To understand the dynamics and activity of TEs in each species, we used a Perl script parseRM.pl (parameter -l 50,1 -v) [85] to parse the output file (.fa.out) from RepeatMasker. We then calculated the percentage of divergence of TEs consensus sequences. As TE proliferation may influence genome size evolution, we used Kimura distance as a measure to evaluate the historical dynamics of TE expansion in 14 species to uncover the process of genome size variation. Finally, we used histograms to show the percentage of divergence of consensus sequences belonging to the same TEs types.

Identification of the LTR-RTs

We implemented LTRharvest software [86] to identify intact LTR-RTs and analyze their impact on genome size and evolution. We run LTRharvest (parameter values -minlenltr 100 -maxlenltr 7000 -mintsd 4 -maxtsd 6 -motif TGCA -motifmis 1 -similar 85 -vic 10 -seed 20 -seqids yes) after creating the necessary files by Suffixerator (parameter values -tis -suf -lcp -des -ssp -sds -dna). The output file from LTRharvest was then inputted in LTR_retriever v 2.9.0 [87] using default settings for further analysis. As per the method described by Jukes et al. [88], we calculated the insertion time of LTR-RTs as T = k/2r, where k represents the divergence rate and a neutral mutation rate of 1.38 × 10^(-8) per site per year [89].

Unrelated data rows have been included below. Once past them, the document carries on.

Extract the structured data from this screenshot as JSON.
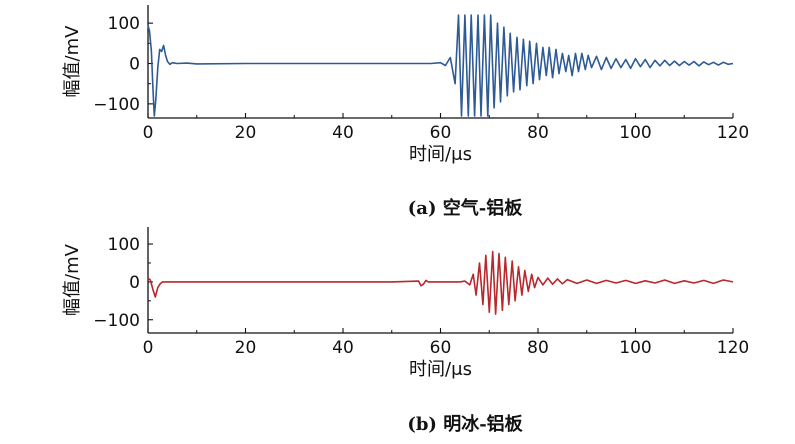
{
  "chart_data": [
    {
      "type": "line",
      "caption": "(a) 空气-铝板",
      "xlabel": "时间/μs",
      "ylabel": "幅值/mV",
      "xlim": [
        0,
        120
      ],
      "ylim": [
        -135,
        145
      ],
      "xticks": [
        "0",
        "20",
        "40",
        "60",
        "80",
        "100",
        "120"
      ],
      "yticks": [
        "100",
        "0",
        "−100"
      ],
      "grid": false,
      "color": "#2e5a96",
      "series": [
        {
          "x": [
            0,
            0.3,
            0.7,
            1.0,
            1.3,
            1.6,
            2.0,
            2.4,
            2.8,
            3.2,
            3.6,
            4.0,
            4.5,
            5.0,
            6,
            8,
            10,
            20,
            30,
            40,
            50,
            58,
            60,
            61,
            62,
            63,
            63.7,
            64.3,
            65,
            65.7,
            66.3,
            67,
            67.7,
            68.3,
            69,
            69.7,
            70.3,
            71,
            71.7,
            72.3,
            73,
            73.7,
            74.3,
            75,
            75.7,
            76.3,
            77,
            77.7,
            78.3,
            79,
            79.7,
            80.3,
            81,
            81.7,
            82.3,
            83,
            83.7,
            84.3,
            85,
            85.7,
            86.3,
            87,
            87.7,
            88.3,
            89,
            89.7,
            90.3,
            91,
            92,
            93,
            94,
            95,
            96,
            97,
            98,
            99,
            100,
            101,
            102,
            103,
            104,
            105,
            106,
            107,
            108,
            109,
            110,
            111,
            112,
            113,
            114,
            115,
            116,
            117,
            118,
            119,
            120
          ],
          "y": [
            95,
            80,
            30,
            -60,
            -130,
            -90,
            -10,
            35,
            30,
            45,
            20,
            5,
            -2,
            2,
            0,
            1,
            -1,
            0,
            0,
            0,
            0,
            0,
            2,
            -5,
            15,
            -50,
            120,
            -130,
            120,
            -130,
            120,
            -130,
            120,
            -130,
            120,
            -130,
            120,
            -110,
            100,
            -95,
            90,
            -80,
            75,
            -70,
            65,
            -65,
            60,
            -55,
            55,
            -50,
            50,
            -40,
            40,
            -30,
            40,
            -35,
            35,
            -25,
            25,
            -20,
            20,
            -30,
            25,
            -20,
            25,
            -15,
            20,
            -10,
            18,
            -15,
            15,
            -12,
            12,
            -10,
            10,
            -12,
            12,
            -8,
            10,
            -10,
            8,
            -6,
            8,
            -5,
            6,
            -5,
            5,
            -4,
            5,
            -6,
            4,
            -3,
            3,
            -4,
            3,
            -2,
            0
          ]
        }
      ]
    },
    {
      "type": "line",
      "caption": "(b) 明冰-铝板",
      "xlabel": "时间/μs",
      "ylabel": "幅值/mV",
      "xlim": [
        0,
        120
      ],
      "ylim": [
        -135,
        145
      ],
      "xticks": [
        "0",
        "20",
        "40",
        "60",
        "80",
        "100",
        "120"
      ],
      "yticks": [
        "100",
        "0",
        "−100"
      ],
      "grid": false,
      "color": "#b8282c",
      "series": [
        {
          "x": [
            0,
            0.5,
            1.0,
            1.5,
            2.0,
            2.5,
            3.0,
            4.0,
            5.0,
            10,
            20,
            30,
            40,
            50,
            55.5,
            56.0,
            56.5,
            57.0,
            57.5,
            60,
            64,
            65,
            66,
            66.7,
            67.3,
            68,
            68.7,
            69.3,
            70,
            70.7,
            71.3,
            72,
            72.7,
            73.3,
            74,
            74.7,
            75.3,
            76,
            76.7,
            77.3,
            78,
            78.7,
            79.3,
            80,
            81,
            82,
            83,
            84,
            85,
            86,
            88,
            90,
            92,
            94,
            96,
            98,
            100,
            102,
            104,
            106,
            108,
            110,
            112,
            114,
            116,
            118,
            120
          ],
          "y": [
            10,
            5,
            -20,
            -40,
            -15,
            -5,
            0,
            0,
            0,
            0,
            0,
            0,
            0,
            0,
            2,
            -10,
            -6,
            4,
            0,
            0,
            0,
            2,
            -8,
            20,
            -35,
            50,
            -60,
            70,
            -80,
            80,
            -85,
            75,
            -75,
            65,
            -60,
            55,
            -50,
            40,
            -35,
            30,
            -25,
            20,
            -15,
            12,
            -8,
            10,
            -6,
            8,
            -5,
            6,
            -4,
            5,
            -4,
            4,
            -3,
            4,
            -4,
            3,
            -3,
            5,
            -4,
            3,
            -3,
            4,
            -4,
            5,
            0
          ]
        }
      ]
    }
  ]
}
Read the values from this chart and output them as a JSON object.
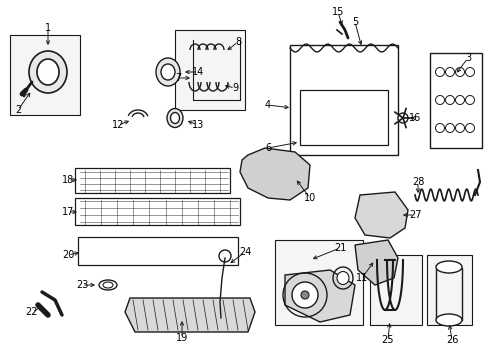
{
  "bg_color": "#ffffff",
  "line_color": "#1a1a1a",
  "text_color": "#000000",
  "fig_width": 4.89,
  "fig_height": 3.6,
  "dpi": 100,
  "font_size": 7.0
}
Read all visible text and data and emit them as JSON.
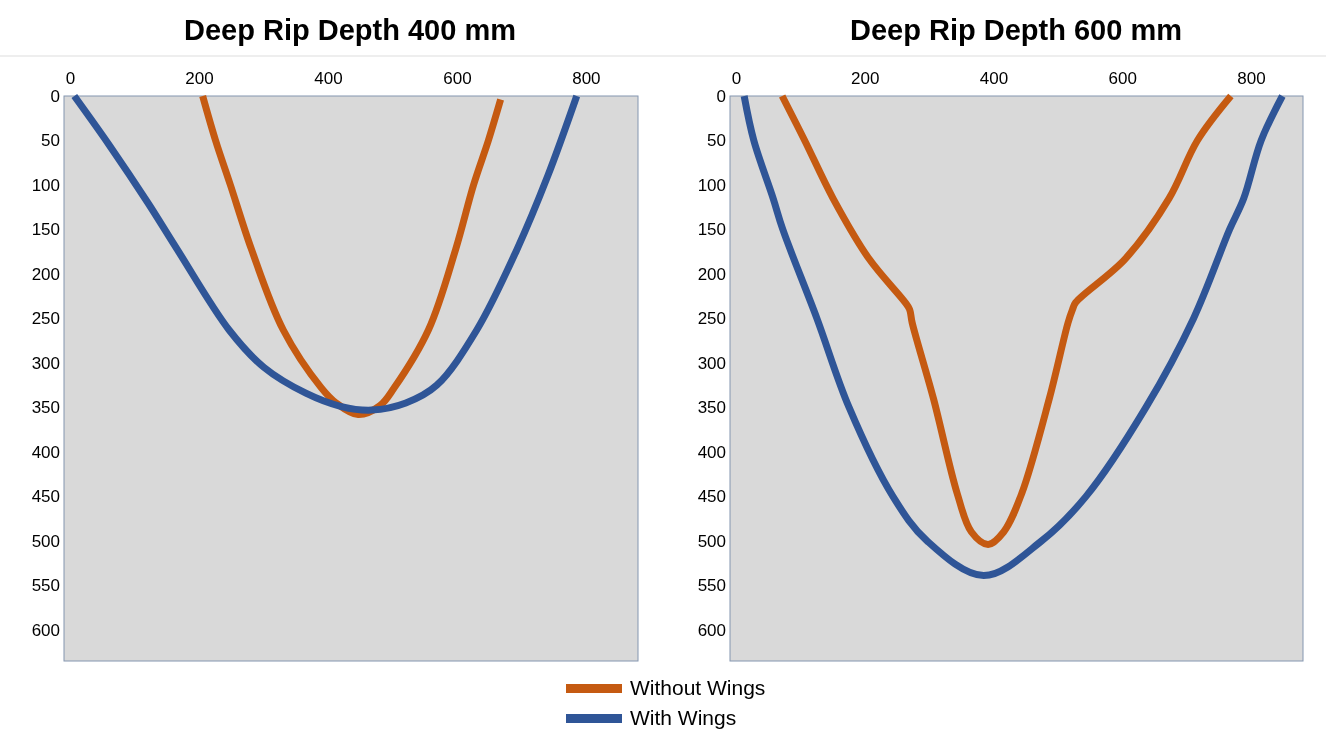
{
  "chart_data": [
    {
      "type": "line",
      "title": "Deep Rip Depth 400 mm",
      "xlim": [
        -10,
        880
      ],
      "ylim": [
        635,
        0
      ],
      "xticks": [
        0,
        200,
        400,
        600,
        800
      ],
      "yticks": [
        0,
        50,
        100,
        150,
        200,
        250,
        300,
        350,
        400,
        450,
        500,
        550,
        600
      ],
      "grid": false,
      "legend": "bottom",
      "line_style": "solid",
      "marker": "none",
      "series": [
        {
          "name": "Without Wings",
          "color": "#c55a11",
          "x": [
            205,
            225,
            248,
            281,
            330,
            389,
            412,
            446,
            480,
            502,
            555,
            597,
            625,
            648,
            667
          ],
          "values": [
            0,
            50,
            100,
            173,
            263,
            328,
            345,
            358,
            348,
            328,
            263,
            173,
            100,
            50,
            4
          ]
        },
        {
          "name": "With Wings",
          "color": "#2f5597",
          "x": [
            6,
            60,
            120,
            166,
            246,
            300,
            365,
            420,
            467,
            520,
            568,
            630,
            692,
            740,
            785
          ],
          "values": [
            0,
            55,
            120,
            173,
            263,
            305,
            334,
            349,
            353,
            345,
            325,
            263,
            173,
            90,
            0
          ]
        }
      ]
    },
    {
      "type": "line",
      "title": "Deep Rip Depth 600 mm",
      "xlim": [
        -10,
        880
      ],
      "ylim": [
        635,
        0
      ],
      "xticks": [
        0,
        200,
        400,
        600,
        800
      ],
      "yticks": [
        0,
        50,
        100,
        150,
        200,
        250,
        300,
        350,
        400,
        450,
        500,
        550,
        600
      ],
      "grid": false,
      "line_style": "solid",
      "marker": "none",
      "series": [
        {
          "color": "#c55a11",
          "x": [
            71,
            106,
            150,
            206,
            262,
            269,
            273,
            306,
            343,
            365,
            391,
            415,
            443,
            486,
            515,
            522,
            527,
            604,
            672,
            716,
            768
          ],
          "values": [
            0,
            50,
            115,
            183,
            232,
            240,
            255,
            340,
            447,
            490,
            504,
            490,
            447,
            340,
            255,
            240,
            232,
            183,
            115,
            50,
            0
          ]
        },
        {
          "color": "#2f5597",
          "x": [
            12,
            27,
            57,
            72,
            125,
            175,
            243,
            296,
            384,
            474,
            543,
            636,
            710,
            766,
            788,
            815,
            848
          ],
          "values": [
            0,
            50,
            115,
            150,
            250,
            350,
            450,
            500,
            539,
            500,
            450,
            350,
            250,
            150,
            115,
            50,
            0
          ]
        }
      ]
    }
  ]
}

Microsatellite sequence analysis

Given that compound SSRs are more complex and derived from the recombination of homologous SSRs [90], we only considered P-SSRs and I-SSRs in our study. To identify and classify SSRs in the genome of each species, we used Krait v 1.3.3 [28] with default settings. After that, we calculated the relative abundance (total SSRs/total valid length), density (total SSR length/total valid length), and percentage of sequences covered by SSRs. Using linear regression equations, we further determined the relationship between genome size and the aforementioned indices [84].

Estimating the distribution of the non-coding regions of the genome

We used the methods of Francis and Worheide [47] to calculate the exonic and genic sequences in the genome of each species. We used a Python script (available at https://bitbucket.org/wrf/sequences/src/master/gtfstats.py) that takes genome and annotation files as input files. We then tallied the number of introns, exons, intronic gaps, intergenic regions, and intergenic gaps in each genome and estimated the average length of introns and exons. Finally, we employed linear regression [84] to evaluate the relationship between genome size and the number of exonic and genic sequences.

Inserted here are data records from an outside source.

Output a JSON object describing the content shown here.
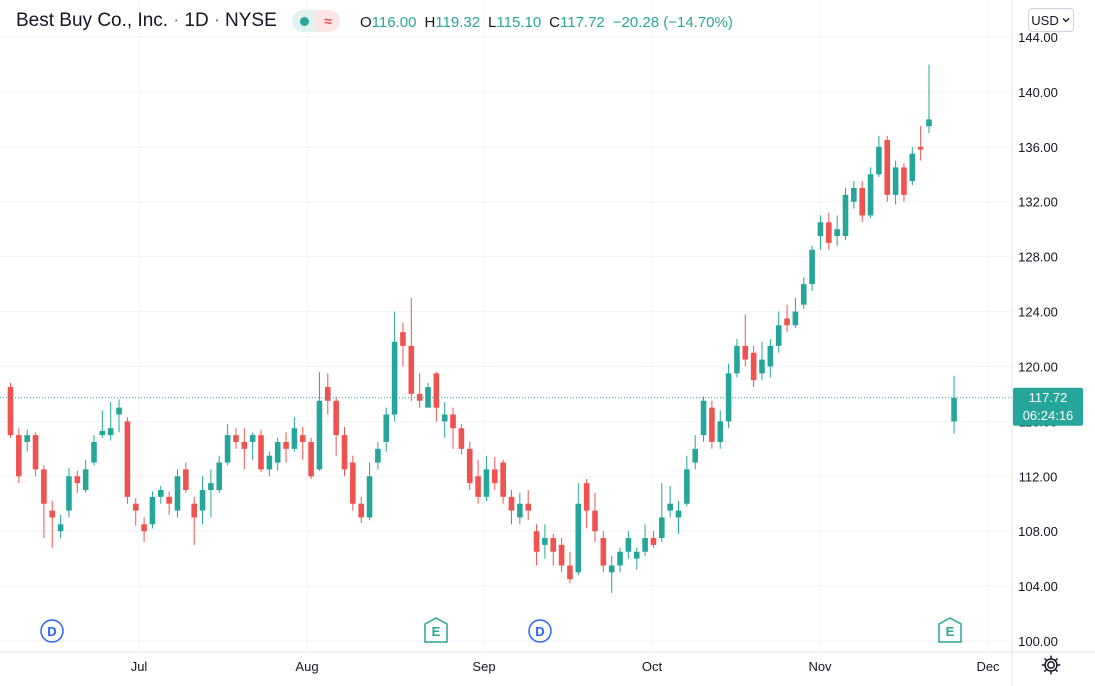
{
  "header": {
    "symbol_name": "Best Buy Co., Inc.",
    "interval": "1D",
    "exchange": "NYSE",
    "ohlc": {
      "open_label": "O",
      "open": "116.00",
      "high_label": "H",
      "high": "119.32",
      "low_label": "L",
      "low": "115.10",
      "close_label": "C",
      "close": "117.72",
      "change": "−20.28 (−14.70%)"
    },
    "currency": "USD",
    "currency_icon": "chevron-down-icon",
    "status_icons": [
      "market-open-dot-icon",
      "wave-icon"
    ]
  },
  "colors": {
    "up": "#26a69a",
    "down": "#ef5350",
    "grid": "#f0f3fa",
    "price_tag": "#26a69a",
    "dividend_marker": "#2962ff",
    "earnings_marker": "#26a69a"
  },
  "price_tag": {
    "price": "117.72",
    "countdown": "06:24:16"
  },
  "chart_data": {
    "type": "candlestick",
    "title": "Best Buy Co., Inc. · 1D · NYSE",
    "y_ticks": [
      "144.00",
      "140.00",
      "136.00",
      "132.00",
      "128.00",
      "124.00",
      "120.00",
      "116.00",
      "112.00",
      "108.00",
      "104.00",
      "100.00"
    ],
    "ylim": [
      100,
      144
    ],
    "x_ticks": [
      "Jul",
      "Aug",
      "Sep",
      "Oct",
      "Nov",
      "Dec"
    ],
    "last_price": 117.72,
    "grid": true,
    "markers": [
      {
        "label": "D",
        "type": "dividend",
        "near": "mid-June"
      },
      {
        "label": "E",
        "type": "earnings",
        "near": "late August"
      },
      {
        "label": "D",
        "type": "dividend",
        "near": "mid-September"
      },
      {
        "label": "E",
        "type": "earnings",
        "near": "late November"
      }
    ],
    "candles": [
      [
        118.5,
        115.0,
        118.8,
        114.8
      ],
      [
        115.0,
        112.0,
        115.5,
        111.5
      ],
      [
        114.5,
        115.0,
        115.4,
        113.8
      ],
      [
        115.0,
        112.5,
        115.2,
        112.0
      ],
      [
        112.5,
        110.0,
        112.8,
        107.5
      ],
      [
        109.5,
        109.0,
        110.2,
        106.8
      ],
      [
        108.0,
        108.5,
        109.2,
        107.5
      ],
      [
        109.5,
        112.0,
        112.6,
        109.0
      ],
      [
        112.0,
        111.5,
        112.4,
        110.8
      ],
      [
        111.0,
        112.5,
        113.2,
        110.8
      ],
      [
        113.0,
        114.5,
        115.0,
        112.8
      ],
      [
        115.0,
        115.3,
        116.8,
        114.8
      ],
      [
        115.0,
        115.5,
        117.4,
        114.6
      ],
      [
        116.5,
        117.0,
        117.6,
        115.2
      ],
      [
        116.0,
        110.5,
        116.3,
        110.0
      ],
      [
        110.0,
        109.5,
        110.4,
        108.4
      ],
      [
        108.5,
        108.0,
        109.0,
        107.2
      ],
      [
        108.5,
        110.5,
        110.9,
        108.2
      ],
      [
        110.5,
        111.0,
        111.3,
        110.0
      ],
      [
        110.5,
        110.0,
        110.9,
        109.2
      ],
      [
        109.5,
        112.0,
        112.5,
        109.0
      ],
      [
        112.5,
        111.0,
        113.0,
        110.8
      ],
      [
        110.0,
        109.0,
        110.5,
        107.0
      ],
      [
        109.5,
        111.0,
        112.0,
        108.5
      ],
      [
        111.0,
        111.5,
        112.5,
        109.0
      ],
      [
        111.0,
        113.0,
        113.5,
        110.8
      ],
      [
        113.0,
        115.0,
        115.8,
        112.8
      ],
      [
        115.0,
        114.5,
        115.5,
        114.0
      ],
      [
        114.5,
        114.0,
        115.5,
        112.5
      ],
      [
        114.5,
        115.0,
        115.2,
        113.2
      ],
      [
        115.0,
        112.5,
        115.4,
        112.3
      ],
      [
        112.5,
        113.5,
        113.8,
        112.0
      ],
      [
        113.0,
        114.5,
        114.8,
        112.4
      ],
      [
        114.5,
        114.0,
        115.2,
        113.0
      ],
      [
        114.0,
        115.5,
        116.3,
        113.8
      ],
      [
        115.0,
        114.5,
        115.6,
        113.2
      ],
      [
        114.5,
        112.0,
        114.8,
        111.8
      ],
      [
        112.5,
        117.5,
        119.6,
        112.4
      ],
      [
        118.5,
        117.5,
        119.5,
        116.5
      ],
      [
        117.5,
        115.0,
        117.8,
        113.5
      ],
      [
        115.0,
        112.5,
        115.6,
        112.0
      ],
      [
        113.0,
        110.0,
        113.5,
        109.5
      ],
      [
        110.0,
        109.0,
        110.5,
        108.6
      ],
      [
        109.0,
        112.0,
        113.0,
        108.8
      ],
      [
        113.0,
        114.0,
        114.5,
        112.5
      ],
      [
        114.5,
        116.5,
        117.0,
        113.8
      ],
      [
        116.5,
        121.8,
        124.0,
        116.0
      ],
      [
        122.5,
        121.5,
        123.2,
        120.0
      ],
      [
        121.5,
        118.0,
        125.0,
        117.5
      ],
      [
        118.0,
        117.5,
        119.5,
        117.0
      ],
      [
        117.0,
        118.5,
        118.8,
        117.0
      ],
      [
        119.5,
        117.0,
        119.6,
        116.0
      ],
      [
        116.0,
        116.5,
        117.4,
        114.8
      ],
      [
        116.5,
        115.5,
        117.0,
        114.0
      ],
      [
        115.5,
        114.0,
        115.8,
        113.6
      ],
      [
        114.0,
        111.5,
        114.5,
        111.0
      ],
      [
        112.0,
        110.5,
        113.2,
        110.0
      ],
      [
        110.5,
        112.5,
        113.5,
        110.2
      ],
      [
        112.5,
        111.5,
        113.4,
        111.0
      ],
      [
        113.0,
        110.5,
        113.2,
        110.0
      ],
      [
        110.5,
        109.5,
        111.0,
        108.5
      ],
      [
        109.0,
        110.0,
        110.8,
        108.5
      ],
      [
        110.0,
        109.5,
        111.0,
        108.8
      ],
      [
        108.0,
        106.5,
        108.5,
        105.5
      ],
      [
        107.0,
        107.5,
        108.5,
        106.0
      ],
      [
        107.5,
        106.5,
        107.8,
        105.5
      ],
      [
        107.0,
        105.5,
        107.5,
        105.0
      ],
      [
        105.5,
        104.5,
        106.5,
        104.2
      ],
      [
        105.0,
        110.0,
        111.5,
        104.8
      ],
      [
        111.5,
        109.5,
        111.8,
        108.2
      ],
      [
        109.5,
        108.0,
        110.8,
        107.2
      ],
      [
        107.5,
        105.5,
        108.0,
        105.0
      ],
      [
        105.0,
        105.5,
        106.2,
        103.5
      ],
      [
        105.5,
        106.5,
        106.8,
        105.0
      ],
      [
        106.5,
        107.5,
        108.0,
        106.0
      ],
      [
        106.0,
        106.5,
        106.8,
        105.2
      ],
      [
        106.5,
        107.5,
        108.5,
        106.2
      ],
      [
        107.5,
        107.0,
        108.0,
        106.8
      ],
      [
        107.5,
        109.0,
        111.5,
        107.2
      ],
      [
        109.5,
        110.0,
        111.3,
        109.0
      ],
      [
        109.0,
        109.5,
        110.2,
        107.8
      ],
      [
        110.0,
        112.5,
        113.5,
        109.8
      ],
      [
        113.0,
        114.0,
        115.0,
        112.5
      ],
      [
        115.0,
        117.5,
        117.8,
        114.5
      ],
      [
        117.0,
        114.5,
        117.5,
        114.0
      ],
      [
        114.5,
        116.0,
        116.8,
        114.0
      ],
      [
        116.0,
        119.5,
        120.2,
        115.5
      ],
      [
        119.5,
        121.5,
        122.0,
        119.2
      ],
      [
        121.5,
        120.5,
        123.8,
        120.0
      ],
      [
        121.0,
        119.0,
        121.5,
        118.5
      ],
      [
        119.5,
        120.5,
        121.8,
        119.0
      ],
      [
        120.0,
        121.5,
        122.0,
        119.2
      ],
      [
        121.5,
        123.0,
        124.0,
        121.0
      ],
      [
        123.5,
        123.0,
        124.5,
        122.5
      ],
      [
        123.0,
        124.0,
        125.0,
        122.8
      ],
      [
        124.5,
        126.0,
        126.5,
        124.2
      ],
      [
        126.0,
        128.5,
        128.8,
        125.5
      ],
      [
        129.5,
        130.5,
        131.0,
        128.5
      ],
      [
        130.5,
        129.0,
        131.2,
        128.5
      ],
      [
        129.5,
        130.0,
        131.0,
        128.8
      ],
      [
        129.5,
        132.5,
        133.0,
        129.2
      ],
      [
        132.0,
        133.0,
        133.5,
        131.5
      ],
      [
        133.0,
        131.0,
        133.5,
        130.5
      ],
      [
        131.0,
        134.0,
        134.5,
        130.8
      ],
      [
        134.0,
        136.0,
        136.8,
        133.8
      ],
      [
        136.5,
        132.5,
        136.8,
        132.0
      ],
      [
        132.5,
        134.5,
        135.0,
        131.8
      ],
      [
        134.5,
        132.5,
        134.8,
        132.0
      ],
      [
        133.5,
        135.5,
        136.0,
        133.2
      ],
      [
        136.0,
        135.8,
        137.5,
        135.0
      ],
      [
        137.5,
        138.0,
        142.0,
        137.0
      ],
      [
        116.0,
        117.72,
        119.32,
        115.1
      ]
    ],
    "candle_slots": [
      0,
      1,
      2,
      3,
      4,
      5,
      6,
      7,
      8,
      9,
      10,
      11,
      12,
      13,
      14,
      15,
      16,
      17,
      18,
      19,
      20,
      21,
      22,
      23,
      24,
      25,
      26,
      27,
      28,
      29,
      30,
      31,
      32,
      33,
      34,
      35,
      36,
      37,
      38,
      39,
      40,
      41,
      42,
      43,
      44,
      45,
      46,
      47,
      48,
      49,
      50,
      51,
      52,
      53,
      54,
      55,
      56,
      57,
      58,
      59,
      60,
      61,
      62,
      63,
      64,
      65,
      66,
      67,
      68,
      69,
      70,
      71,
      72,
      73,
      74,
      75,
      76,
      77,
      78,
      79,
      80,
      81,
      82,
      83,
      84,
      85,
      86,
      87,
      88,
      89,
      90,
      91,
      92,
      93,
      94,
      95,
      96,
      97,
      98,
      99,
      100,
      101,
      102,
      103,
      104,
      105,
      106,
      107,
      108,
      109,
      110,
      113
    ]
  }
}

Phylogenetic relationships and ancestral state reconstruction

We estimated the phylogenetic relationships between the 14 anuran species using OrthoFinder v 2.5.4 [91]. OrthoFinder assigned 522,457 genes, accounting for 93.2% of the total, to 27,105 orthogroups. Among the identified orthogroups, 5338 contained genes from all species, and 9 of these orthogroups consisted solely of single-copy genes. Protein-coding sequences were then used to infer the species trees, with analysis performed using the Species Tree inference from All Genes (STAG) method [92] utilizing the 5338 orthogroups identified using OrthoFinder.The resulting trees were visualized using iTOL [93]. To better understand the evolution of ancestral genome size, we reconstructed the ancestral state of genome size and TE proportion using the Maximum Likelihood approach and the fastAnc function in the R package phytools [94]. To evaluate the relationships between the species-specific genome size and TEs, we obtained the evolutionary branch information on the clade of each species using Lifemap [95] and combined this information with the ancestral state. We finally visualized the trees using iTOL.

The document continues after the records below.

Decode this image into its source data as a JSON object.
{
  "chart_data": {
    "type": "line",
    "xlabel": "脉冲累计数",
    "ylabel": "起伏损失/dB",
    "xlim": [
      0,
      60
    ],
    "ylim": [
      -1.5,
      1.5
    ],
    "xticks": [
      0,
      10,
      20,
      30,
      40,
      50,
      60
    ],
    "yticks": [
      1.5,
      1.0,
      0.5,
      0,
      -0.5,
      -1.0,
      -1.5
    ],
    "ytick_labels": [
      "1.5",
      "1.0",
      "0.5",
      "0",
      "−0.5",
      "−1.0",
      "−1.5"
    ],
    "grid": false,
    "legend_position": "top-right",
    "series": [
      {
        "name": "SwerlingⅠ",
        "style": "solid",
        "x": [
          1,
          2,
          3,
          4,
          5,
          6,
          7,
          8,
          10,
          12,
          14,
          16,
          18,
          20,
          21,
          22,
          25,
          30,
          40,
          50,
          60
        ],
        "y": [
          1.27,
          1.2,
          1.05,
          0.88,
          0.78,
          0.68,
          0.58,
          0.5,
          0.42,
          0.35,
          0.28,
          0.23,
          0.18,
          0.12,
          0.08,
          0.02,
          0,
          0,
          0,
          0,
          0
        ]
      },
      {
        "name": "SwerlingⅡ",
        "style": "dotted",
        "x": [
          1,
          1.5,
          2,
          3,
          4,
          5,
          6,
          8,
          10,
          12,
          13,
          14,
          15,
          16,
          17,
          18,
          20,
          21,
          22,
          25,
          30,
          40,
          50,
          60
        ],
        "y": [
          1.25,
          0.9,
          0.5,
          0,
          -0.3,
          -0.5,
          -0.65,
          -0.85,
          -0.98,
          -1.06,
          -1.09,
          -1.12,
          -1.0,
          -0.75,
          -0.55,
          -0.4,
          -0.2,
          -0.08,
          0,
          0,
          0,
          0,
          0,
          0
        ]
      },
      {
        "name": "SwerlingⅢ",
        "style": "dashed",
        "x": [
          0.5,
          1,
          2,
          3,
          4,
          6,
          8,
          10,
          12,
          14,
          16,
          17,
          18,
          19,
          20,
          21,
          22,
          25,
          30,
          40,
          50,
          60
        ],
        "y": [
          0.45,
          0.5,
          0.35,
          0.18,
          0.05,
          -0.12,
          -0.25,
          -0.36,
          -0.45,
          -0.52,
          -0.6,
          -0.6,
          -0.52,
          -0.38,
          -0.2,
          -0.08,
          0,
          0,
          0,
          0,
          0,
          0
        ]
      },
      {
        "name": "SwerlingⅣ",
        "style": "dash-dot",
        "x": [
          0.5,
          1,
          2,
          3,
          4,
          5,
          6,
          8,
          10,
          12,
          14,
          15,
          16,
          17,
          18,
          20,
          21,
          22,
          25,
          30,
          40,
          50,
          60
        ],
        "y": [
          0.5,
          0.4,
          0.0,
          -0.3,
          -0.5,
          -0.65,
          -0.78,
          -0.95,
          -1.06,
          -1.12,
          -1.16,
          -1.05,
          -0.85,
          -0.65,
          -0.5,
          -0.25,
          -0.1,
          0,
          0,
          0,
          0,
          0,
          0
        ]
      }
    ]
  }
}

Evaluate the relationship between genome size and habitat

To understand the potential correlation between genome size and habitat diversity, we obtained habitat type data for each species from the IUCN archives (www.iucnredlist.org). Species with no detailed habitat type were removed in this analysis. We counted each species’ habitat type (Supplementary Materials 1: Table S6) and used a linear regression model [84] to assess the potential correlation between genome size and habitat diversity. In this analysis, habitat diversity is defined as the species’ niche width.